Meanwhile, at 3:00AM, outside Jack Higgin's house a battered Holden Astra pulls up. It's windows are tinted. Sitting inside, hunched over the steering wheel is Collingwood coach Nathan Buckley. He pulls his Holden Centre cap down over his eyes and reaches into a bucket of KFC, settling in for a wait.
7:00AM - Jack's front door opens and Tenisha walks out. The furtive figure in the car, KFC bucket on his lap, empty except for well sucked chicken bones, hunkers down in his seat drawing his cap even further down over his eyes. Tenisha turns left heading to the bus stop down the road, as she begins her weekly trip to see her parents in the outer suburbs.
7:02AM - Jack Higgins emerges, a bag over his shoulder. It looks like he might be heading down to Punt Road for training. Nathan sits upright, knocking the chicken bones in the bucket off his lap and onto the floor of his car, the bits joining a collection of cast-off cheapies from the Tigerland Superstore. He lowers the window.
Nathan: *whisper shouts* Pssst! Jack!
Jack: *Caught off guard looks around for the source of the sound*
Nathan: Jack! Over here!
Jack: *Finally sees him* *waves and walks over to the car* Hello Mr Buckley
Nathan: Hi Jack
Jack: ....
Nathan: Oh. Um. Yes. Soooooo. How's it going at the Tigers?
Jack: Pretty good. Looking forward to the season. My brain's working well and my feet are going a thousand steps a mile.
Nathan: Still telling jokes in your huddles?
Jack: Erm.... No. Why?
Nathan: Oh we're innovating at Collingwood. We're telling jokes in the change rooms, during general management meetings, we're writing them on the cubicle doors in the loos, sticking funny post-it notes on Eddie's car. You know. Boyish hi-jinks and so forth.

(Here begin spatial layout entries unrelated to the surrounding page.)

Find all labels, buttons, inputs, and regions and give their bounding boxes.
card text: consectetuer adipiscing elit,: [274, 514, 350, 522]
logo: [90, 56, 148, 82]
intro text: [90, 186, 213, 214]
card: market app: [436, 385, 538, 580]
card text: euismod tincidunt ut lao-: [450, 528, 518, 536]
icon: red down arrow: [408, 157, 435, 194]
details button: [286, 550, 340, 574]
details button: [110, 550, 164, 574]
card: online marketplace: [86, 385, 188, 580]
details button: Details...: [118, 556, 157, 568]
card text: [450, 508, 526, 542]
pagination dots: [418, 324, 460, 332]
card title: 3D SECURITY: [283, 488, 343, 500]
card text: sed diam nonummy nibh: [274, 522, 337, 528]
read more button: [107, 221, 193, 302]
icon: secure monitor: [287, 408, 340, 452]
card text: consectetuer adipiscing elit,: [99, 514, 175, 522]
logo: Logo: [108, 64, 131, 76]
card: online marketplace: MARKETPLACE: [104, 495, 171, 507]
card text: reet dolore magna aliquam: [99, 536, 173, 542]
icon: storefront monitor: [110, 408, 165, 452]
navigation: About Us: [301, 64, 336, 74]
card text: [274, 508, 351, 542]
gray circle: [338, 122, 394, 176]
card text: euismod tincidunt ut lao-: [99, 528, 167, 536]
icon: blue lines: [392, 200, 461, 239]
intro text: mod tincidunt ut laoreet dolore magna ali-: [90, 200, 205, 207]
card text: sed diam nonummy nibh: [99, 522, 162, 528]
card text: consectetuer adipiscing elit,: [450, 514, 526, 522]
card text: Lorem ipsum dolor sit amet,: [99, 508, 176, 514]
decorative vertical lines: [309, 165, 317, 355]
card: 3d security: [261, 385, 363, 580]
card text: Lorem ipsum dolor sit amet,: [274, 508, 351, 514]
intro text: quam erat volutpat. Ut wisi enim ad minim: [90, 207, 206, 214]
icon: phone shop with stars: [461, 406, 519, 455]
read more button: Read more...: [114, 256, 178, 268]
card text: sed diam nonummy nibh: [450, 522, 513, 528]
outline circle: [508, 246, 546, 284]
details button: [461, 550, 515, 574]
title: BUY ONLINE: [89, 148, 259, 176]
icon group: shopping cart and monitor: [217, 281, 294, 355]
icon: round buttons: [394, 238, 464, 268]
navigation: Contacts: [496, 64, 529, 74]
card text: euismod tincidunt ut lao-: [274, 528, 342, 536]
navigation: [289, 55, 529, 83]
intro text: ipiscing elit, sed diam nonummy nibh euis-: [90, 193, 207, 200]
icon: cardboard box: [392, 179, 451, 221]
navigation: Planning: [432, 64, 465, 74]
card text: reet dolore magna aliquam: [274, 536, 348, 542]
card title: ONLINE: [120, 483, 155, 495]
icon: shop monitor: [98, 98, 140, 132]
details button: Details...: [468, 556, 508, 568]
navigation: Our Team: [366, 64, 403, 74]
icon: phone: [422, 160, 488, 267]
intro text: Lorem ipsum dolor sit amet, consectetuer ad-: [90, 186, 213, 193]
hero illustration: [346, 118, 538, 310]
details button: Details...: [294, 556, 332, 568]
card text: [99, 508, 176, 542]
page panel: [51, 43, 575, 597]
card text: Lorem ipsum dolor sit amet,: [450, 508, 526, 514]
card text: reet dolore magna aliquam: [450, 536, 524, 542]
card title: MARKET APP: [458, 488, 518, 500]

Jack: That's nice Mr Buckley. *Makes to turn away*
Nathan: Jack. Wait a sec. Honestly our jokes are really crap. I don't get the ones that Pendles tells. We need your help.
Jack: My help?
Nathan: Yep! How would you like to come over to the Magpies and be our official funny person.
Right at that moment a bucket of water is emptied through the car window and onto Nathan's face and lap.
Tenisha: *smile* off Nathan! This is the third time this week you've been around to our place. If I see you anywhere near Jack or our house again I'll call Tom Browne and give him the photos I took of you peering through our bedroom window on Monday when Jack was getting changed.
Nathan: But....
Tenisha: Fuckoff I said! Come on Jack. Let's go.
Jack: See you Mr Buckley. *turns and walks down the street arm in arm with Tenisha* Hey Tenisha?
Tenisha: Yes Jack?
Jack: He wants me to go over to Collingwood.
Tenisha: What? Ahahahahahahahahahahahahahahahaha!